New Delhi, Jan 20 (UNI) The Supreme Court has stressed on the urgent need of improving health care facilities in government and charitable hospitals in view of the increasing commercialisation of medical treatment in private hospitals and nursing homes.

A Bench of Justices comprising B N Agarwal, P P Naolekar and R V Raveendran while holding a private doctor guilty of performing surgery without the consent of the patient has noted, '' Health care (like education) can thrive in the hands of charitable institutions. It also requires more serious attention from the state.

In a developing country like ours where millions of poor, downtrodden and illiterate cry out for health care, there is a desperate need for making health care easily accessible and affordable. Remarkable developments in the field of medicine might have revolutionised health care, but they can not be afforded by the common man.

Gone are the days when any patient could go to a neighbourhood general practioner or a family doctor and get affordable treatment at a very reasonable cost, with affection care and concerns. Their noble tribe is dwindling. Every doctor wants to be a specialist.

The proliferation of specialists and superspecialists have exhausted many a patients both financially and physically.'' The apex court has also expressed concern about the pitialble conditions in government hospitals and charitable institutions.
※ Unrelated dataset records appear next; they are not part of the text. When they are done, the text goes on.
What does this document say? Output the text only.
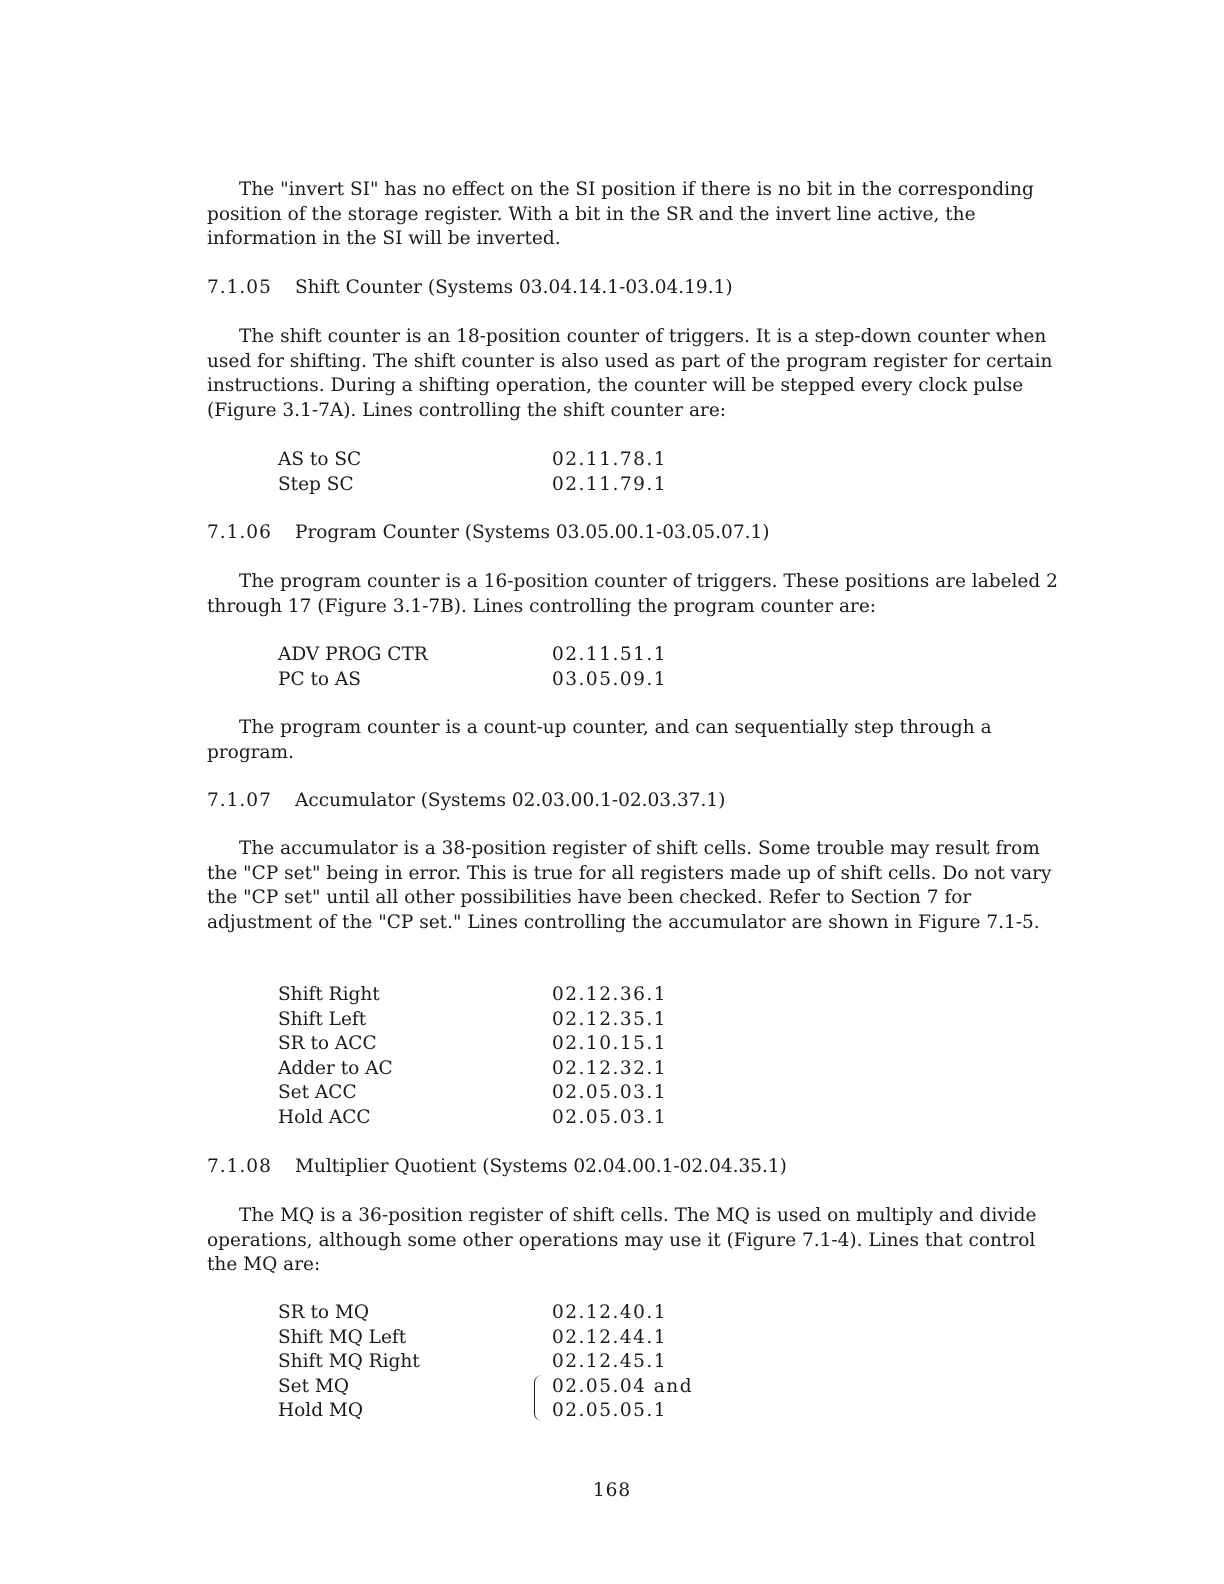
The "invert SI" has no effect on the SI position if there is no bit in the corresponding position of the storage register. With a bit in the SR and the invert line active, the information in the SI will be inverted.

7.1.05 Shift Counter (Systems 03.04.14.1-03.04.19.1)

The shift counter is an 18-position counter of triggers. It is a step-down counter when used for shifting. The shift counter is also used as part of the program register for certain instructions. During a shifting operation, the counter will be stepped every clock pulse (Figure 3.1-7A). Lines controlling the shift counter are:

AS to SC	02.11.78.1
Step SC	02.11.79.1

7.1.06 Program Counter (Systems 03.05.00.1-03.05.07.1)

The program counter is a 16-position counter of triggers. These positions are labeled 2 through 17 (Figure 3.1-7B). Lines controlling the program counter are:

ADV PROG CTR	02.11.51.1
PC to AS	03.05.09.1

The program counter is a count-up counter, and can sequentially step through a program.

7.1.07 Accumulator (Systems 02.03.00.1-02.03.37.1)

The accumulator is a 38-position register of shift cells. Some trouble may result from the "CP set" being in error. This is true for all registers made up of shift cells. Do not vary the "CP set" until all other possibilities have been checked. Refer to Section 7 for adjustment of the "CP set." Lines controlling the accumulator are shown in Figure 7.1-5.

Shift Right	02.12.36.1
Shift Left	02.12.35.1
SR to ACC	02.10.15.1
Adder to AC	02.12.32.1
Set ACC	02.05.03.1
Hold ACC	02.05.03.1

7.1.08 Multiplier Quotient (Systems 02.04.00.1-02.04.35.1)

The MQ is a 36-position register of shift cells. The MQ is used on multiply and divide operations, although some other operations may use it (Figure 7.1-4). Lines that control the MQ are:

SR to MQ	02.12.40.1
Shift MQ Left	02.12.44.1
Shift MQ Right	02.12.45.1
Set MQ	02.05.04 and
Hold MQ	02.05.05.1
168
Justice Raveendran writing the 67 page judgement for the Bench also noted, '' In India majority of citizens requiring medical care and treatment fall below the poverty line. Most of them are illiterate or semi-illiterate. They can not comprehend medical terms, concepts and treatment procedures. They can not unerstand the functions of various organs or the effect of removal of such organs.

They do not have access to effective but costly diagnostic procedures.

Poor patients lying in corridors of hospitals after admission for want of bed waiting for days on the roadside for an admission or an examination is a common sight. The poor and the needy face a hostile medical environment-inadequacy in the number of hospitals and bed, non-availability of adequate treatment facilities, utter lack of qualitative treatment, corruption, cllousness and apathy.

Many poor patients with serious ailments (e.g. heart patients and cancer patients) have to wait for months for their turn even for diagnosis and due to limited treatment facilites, many die even before their turn comes for treatment.'' The Supreme Court has also expressed concerns over the attitude of doctors specially in private hospitals who instead of providing immediate relief from pain and suffering by prompt treatment at reasonable cost, treat the patients as income provider public customers who can be exploited by prolonged or radical diagnostic and treatment procedures and such doctors bring bad name to the entire profession.

The apex court in the present case directed the erring doctor Prabha Manachanda to pay a compensation of Rs 25,000 with interest to the patient Samira Kohli whose uterus and ovaries and fallopian tubes were removed by the doctors in May 1995. The apex court on anuary 16 also directed not to charge any professional fee from the patient and refund the same with interest if the fee has already been taken and also directed the doctor to pay a cost of Rs 5000 to the patient and also held that everyone has absolute right and control over his or her body and can not be subjected to any surgery or treatment without prior consent in writing.